Das Verwaltungsgericht (VG) Gelsenkirchen bestätigte mit dem Urteil (14 K 6335/24) vom 10. Juli 2025 die Entscheidung der Behörde: Die Fahrtenbuchauflage für 18 Monate sei rechtmäßig. Nach Ansicht des Gerichts habe der Kläger erkennbar die ihm mögliche und zumutbare Mitwirkung verweigert, indem er weder den tatsächlichen Fahrer benannt noch Hinweise zur Eingrenzung des Täterkreises gegeben habe.
Das VG betonte, dass die Behörde nicht verpflichtet sei, „ins Blaue hinein“ umfangreiche Ermittlungen, die kaum Aussicht auf Erfolg haben, durchzuführen. Entgegen der Ansicht des Klägers muss die Behörde daher auch nicht in der Nachbarschaft nach dem möglichen Fahrer suchen.
Die Fahrtenbuchauflage dient nach den Ausführungen des VG dem Schutz der Allgemeinheit, indem bei künftigen Verstößen leichter festgestellt werden kann, wer das Fahrzeug geführt hat.
Die Dauer der Auflage richtet sich nach der Schwere der Verstöße. Im verhandelten Fall hielt das Gericht 18 Monate für angemessen. Das VG verwies dabei auf § 31a StVZO, der es der Behörde erlaubt, eine Fahrtenbuchauflage anzuordnen, wenn der Fahrer bei einem erheblichen Verkehrsverstoß nicht ermittelt werden kann. Als erheblich gilt ein Verstoß, der neben einem Bußgeld auch einen Punkt im FAER nach sich ziehen würde.

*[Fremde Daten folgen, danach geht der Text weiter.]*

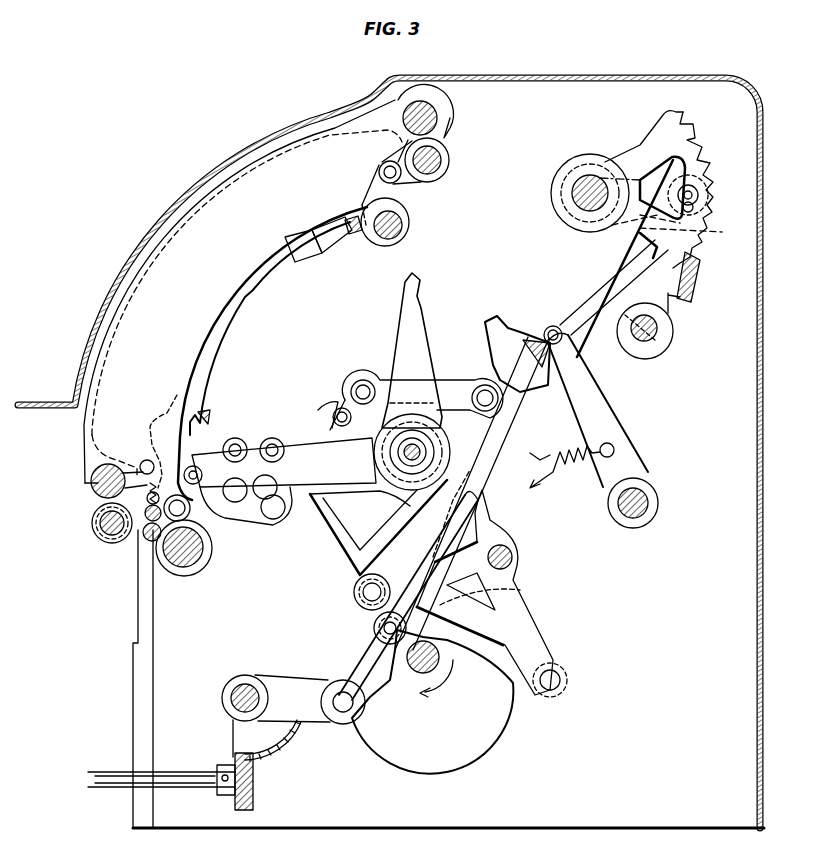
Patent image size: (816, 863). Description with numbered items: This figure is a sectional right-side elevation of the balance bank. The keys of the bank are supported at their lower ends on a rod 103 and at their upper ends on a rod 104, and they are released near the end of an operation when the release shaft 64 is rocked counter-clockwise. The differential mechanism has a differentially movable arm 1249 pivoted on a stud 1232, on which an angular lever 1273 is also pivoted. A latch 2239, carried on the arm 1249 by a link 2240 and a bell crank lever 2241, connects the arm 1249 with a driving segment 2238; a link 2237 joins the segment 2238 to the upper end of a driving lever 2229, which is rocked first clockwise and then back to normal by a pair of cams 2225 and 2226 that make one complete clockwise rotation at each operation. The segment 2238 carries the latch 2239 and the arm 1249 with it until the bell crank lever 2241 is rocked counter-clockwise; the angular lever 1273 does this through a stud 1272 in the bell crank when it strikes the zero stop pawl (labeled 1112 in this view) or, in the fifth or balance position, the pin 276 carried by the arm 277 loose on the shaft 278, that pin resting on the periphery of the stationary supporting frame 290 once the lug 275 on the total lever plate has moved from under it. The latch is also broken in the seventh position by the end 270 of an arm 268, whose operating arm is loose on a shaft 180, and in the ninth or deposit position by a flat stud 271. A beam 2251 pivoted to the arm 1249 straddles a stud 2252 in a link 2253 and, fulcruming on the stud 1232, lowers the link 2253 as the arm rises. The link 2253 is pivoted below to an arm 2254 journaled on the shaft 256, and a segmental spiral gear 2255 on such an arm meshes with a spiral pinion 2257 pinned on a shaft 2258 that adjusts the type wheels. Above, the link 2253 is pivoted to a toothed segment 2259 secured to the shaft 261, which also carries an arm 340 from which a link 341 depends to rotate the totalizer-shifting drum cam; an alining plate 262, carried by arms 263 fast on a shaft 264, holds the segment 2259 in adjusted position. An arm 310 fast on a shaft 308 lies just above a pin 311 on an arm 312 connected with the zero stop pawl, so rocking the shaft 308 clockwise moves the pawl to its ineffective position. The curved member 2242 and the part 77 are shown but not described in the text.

The rod 104 is at (437, 113).
The release shaft 64 is at (441, 160).
The shaft 180 is at (409, 222).
The flat stud 271 is at (352, 236).
The arm 268 is at (326, 252).
The end of arm 270 is at (288, 243).
The curved arm 2242 is at (238, 307).
The stop 1112 is at (212, 405).
The stud 1232 is at (404, 452).
The link 2237 is at (444, 372).
The angular lever 1273 is at (334, 417).
The differentially movable arm 1249 is at (328, 425).
The latch 2239 is at (272, 462).
The bell crank lever 2241 is at (235, 462).
The stud 1272 is at (195, 465).
The link 2240 is at (245, 507).
The driving segment 2238 is at (318, 540).
The beam 2251 is at (386, 497).
The driving lever 2229 is at (490, 520).
The cam 2226 is at (523, 700).
The cam 2225 is at (495, 738).
The shaft 77 is at (415, 665).
The arm 2254 is at (300, 700).
The shaft 256 is at (248, 690).
The segmental spiral gear 2255 is at (282, 745).
The spiral pinion 2257 is at (263, 790).
The shaft 2258 is at (192, 780).
The rod 103 is at (100, 484).
The arm 310 is at (92, 520).
The shaft 308 is at (103, 530).
The pin 311 is at (148, 540).
The arm 312 is at (165, 555).
The shaft 261 is at (590, 175).
The toothed segment 2259 is at (640, 150).
The arm 340 is at (700, 180).
The link 341 is at (706, 243).
The alining plate 262 is at (694, 272).
The arms 263 is at (657, 320).
The shaft 264 is at (660, 336).
The link 2253 is at (630, 260).
The stationary supporting frame 290 is at (500, 325).
The lug 275 is at (528, 340).
The pin 276 is at (556, 326).
The arm 277 is at (617, 392).
The shaft 278 is at (648, 500).
The stud 2252 is at (548, 452).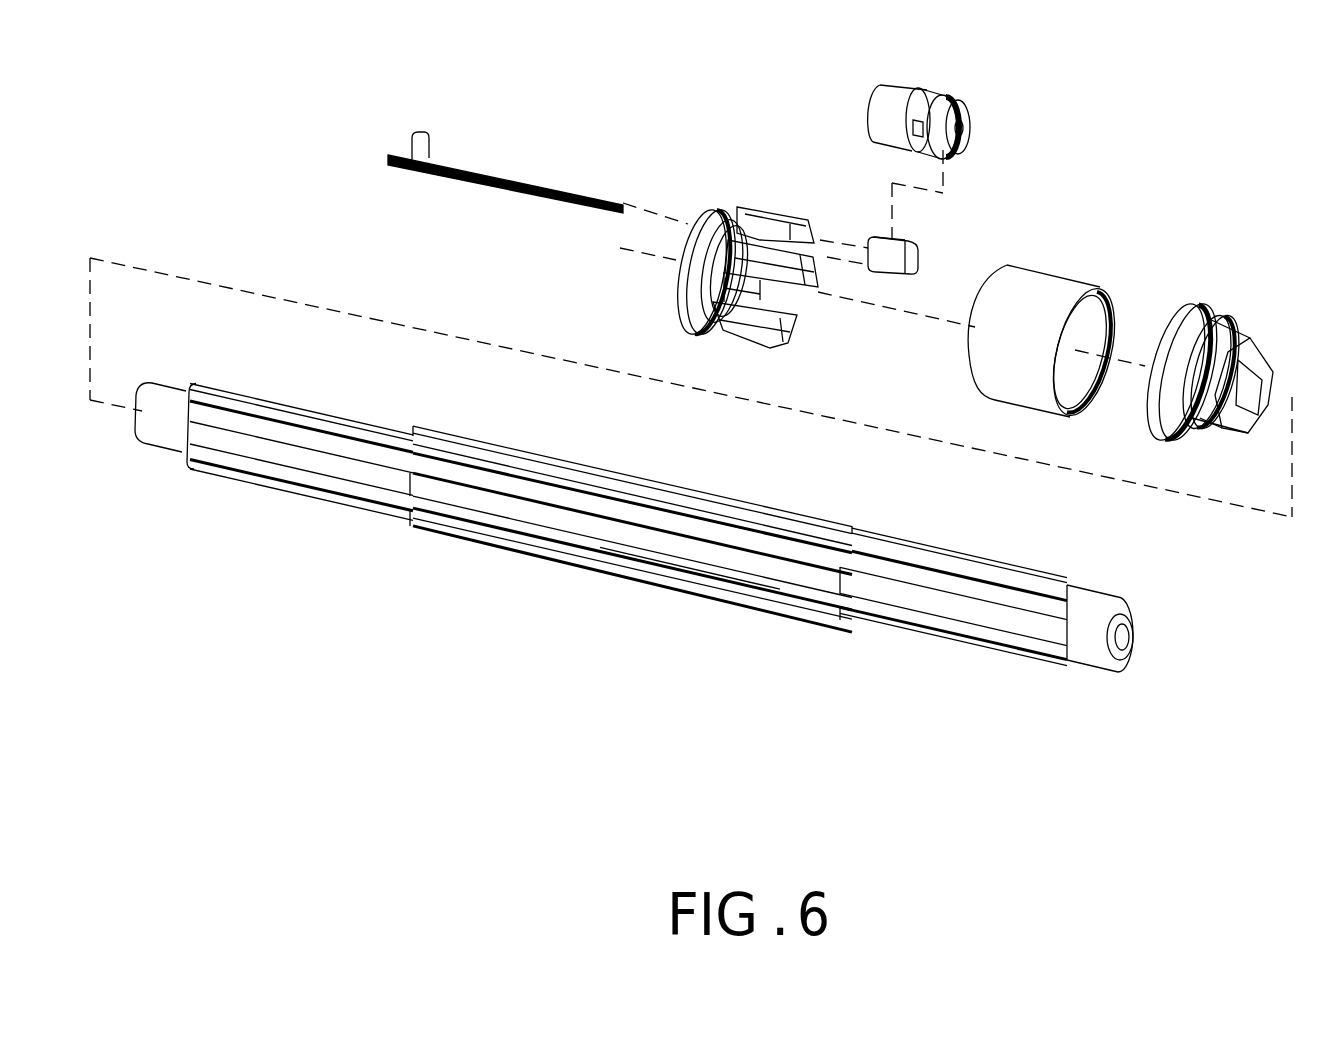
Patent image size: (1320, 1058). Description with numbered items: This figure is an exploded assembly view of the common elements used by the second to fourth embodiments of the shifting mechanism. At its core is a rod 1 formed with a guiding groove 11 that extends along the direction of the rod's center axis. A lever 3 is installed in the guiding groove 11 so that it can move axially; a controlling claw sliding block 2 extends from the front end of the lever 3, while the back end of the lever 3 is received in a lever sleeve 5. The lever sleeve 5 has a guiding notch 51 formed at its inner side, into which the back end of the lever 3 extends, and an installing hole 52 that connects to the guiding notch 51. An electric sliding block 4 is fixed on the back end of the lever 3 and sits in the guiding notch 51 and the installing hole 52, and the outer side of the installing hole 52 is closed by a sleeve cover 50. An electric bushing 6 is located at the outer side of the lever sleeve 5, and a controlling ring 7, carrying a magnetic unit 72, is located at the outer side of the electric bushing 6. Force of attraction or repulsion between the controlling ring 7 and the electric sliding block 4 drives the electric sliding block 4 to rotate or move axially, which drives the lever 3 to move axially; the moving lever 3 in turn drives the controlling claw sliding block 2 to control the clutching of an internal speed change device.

The rod 1 is at (500, 547).
The guiding groove 11 is at (780, 510).
The controlling claw sliding block 2 is at (421, 131).
The lever 3 is at (522, 180).
The electric sliding block 4 is at (915, 247).
The lever sleeve 5 is at (776, 196).
The guiding notch 51 is at (807, 226).
The installing hole 52 is at (773, 213).
The electric bushing 6 is at (1073, 275).
The controlling ring 7 is at (947, 88).
The gear teeth 72 is at (955, 100).
The sleeve cover 50 is at (1240, 334).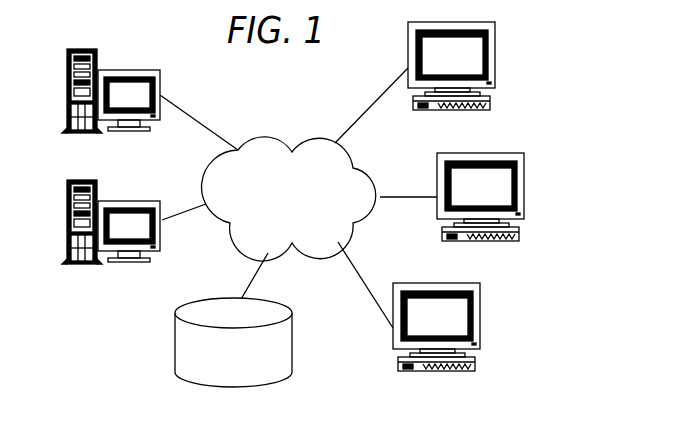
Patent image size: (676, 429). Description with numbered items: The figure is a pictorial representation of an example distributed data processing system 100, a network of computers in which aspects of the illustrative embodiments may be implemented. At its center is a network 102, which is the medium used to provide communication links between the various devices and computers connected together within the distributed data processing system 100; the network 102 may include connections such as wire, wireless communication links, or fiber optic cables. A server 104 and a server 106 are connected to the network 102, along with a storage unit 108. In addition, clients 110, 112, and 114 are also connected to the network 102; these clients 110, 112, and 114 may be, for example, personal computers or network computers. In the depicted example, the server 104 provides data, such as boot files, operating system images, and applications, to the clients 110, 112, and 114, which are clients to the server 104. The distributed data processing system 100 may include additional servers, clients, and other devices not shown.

The distributed data processing system 100 is at (136, 326).
The network 102 is at (268, 138).
The server 104 is at (127, 70).
The server 106 is at (127, 201).
The storage unit 108 is at (292, 338).
The client 110 is at (495, 58).
The client 112 is at (525, 190).
The client 114 is at (482, 320).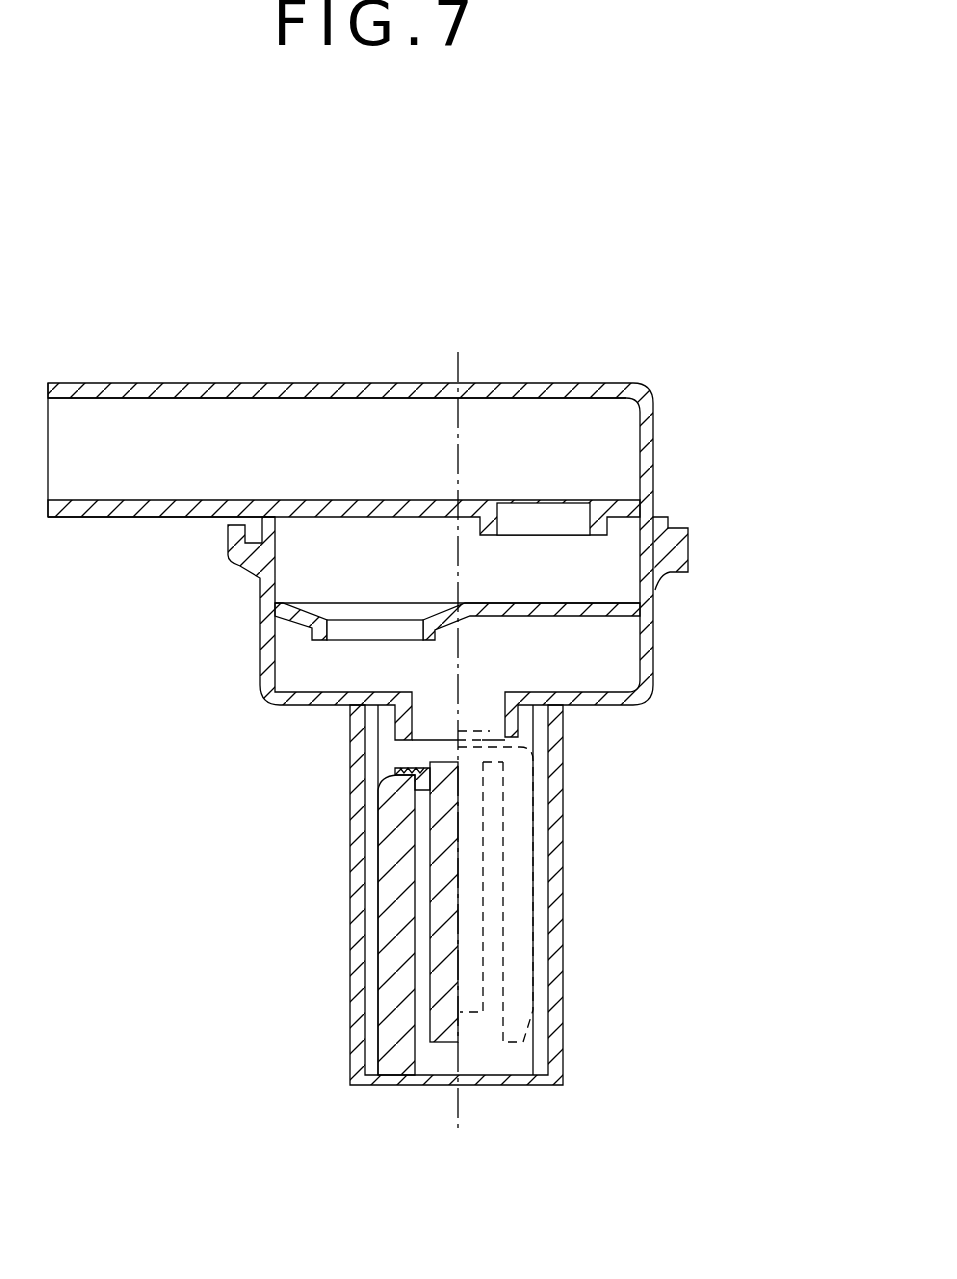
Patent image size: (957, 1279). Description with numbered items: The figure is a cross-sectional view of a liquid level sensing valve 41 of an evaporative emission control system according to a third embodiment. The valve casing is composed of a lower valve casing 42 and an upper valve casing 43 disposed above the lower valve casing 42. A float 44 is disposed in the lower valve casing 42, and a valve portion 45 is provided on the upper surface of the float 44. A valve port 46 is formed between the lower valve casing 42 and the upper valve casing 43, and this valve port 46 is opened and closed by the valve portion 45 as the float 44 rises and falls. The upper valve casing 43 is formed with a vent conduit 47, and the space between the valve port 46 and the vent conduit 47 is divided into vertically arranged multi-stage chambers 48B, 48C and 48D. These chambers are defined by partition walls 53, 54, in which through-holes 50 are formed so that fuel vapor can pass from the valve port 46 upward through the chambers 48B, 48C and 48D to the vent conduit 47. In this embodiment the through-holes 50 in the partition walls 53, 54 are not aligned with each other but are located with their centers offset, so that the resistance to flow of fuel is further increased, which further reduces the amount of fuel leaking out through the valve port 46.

The liquid level sensing valve 41 is at (562, 908).
The lower valve casing 42 is at (357, 932).
The upper valve casing 43 is at (497, 383).
The float 44 is at (400, 960).
The valve portion 45 is at (400, 778).
The valve port 46 is at (416, 706).
The vent conduit 47 is at (153, 502).
The chamber 48B is at (577, 668).
The chamber 48C is at (555, 572).
The chamber 48D is at (543, 458).
The through-hole 50 is at (552, 523).
The partition wall 53 is at (348, 505).
The partition wall 54 is at (585, 620).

Der Fahrzeughalter ist laut VG bei einem mit seinem Kfz begangenen Verkehrsverstoß verpflichtet, im Rahmen des Zumutbaren zur Aufklärung beizutragen. Das bedeutet, er muss beispielsweise den auf dem Blitzerfoto erkannten Fahrer benennen oder – falls ihm dies nicht möglich ist – zumindest den Kreis der Fahrzeugnutzer eingrenzen.
Kommt der Halter dieser Mitwirkungsverpflichtung nicht nach und liegen keine anderen Hinweise auf den Fahrer vor, ist es auch der Behörde nicht zuzumuten, dass sie aufwendige und wenig erfolgversprechende Nachforschungen, etwa im Bekannten- oder Nachbarschaftskreis, betreibt.
Das Urteil ist noch nicht rechtskräftig. Der Kläger kann die Zulassung der Berufung beim Oberverwaltungsgericht Nordrhein-Westfalen beantragen. Der Urteilstext ist noch nicht veröffentlicht.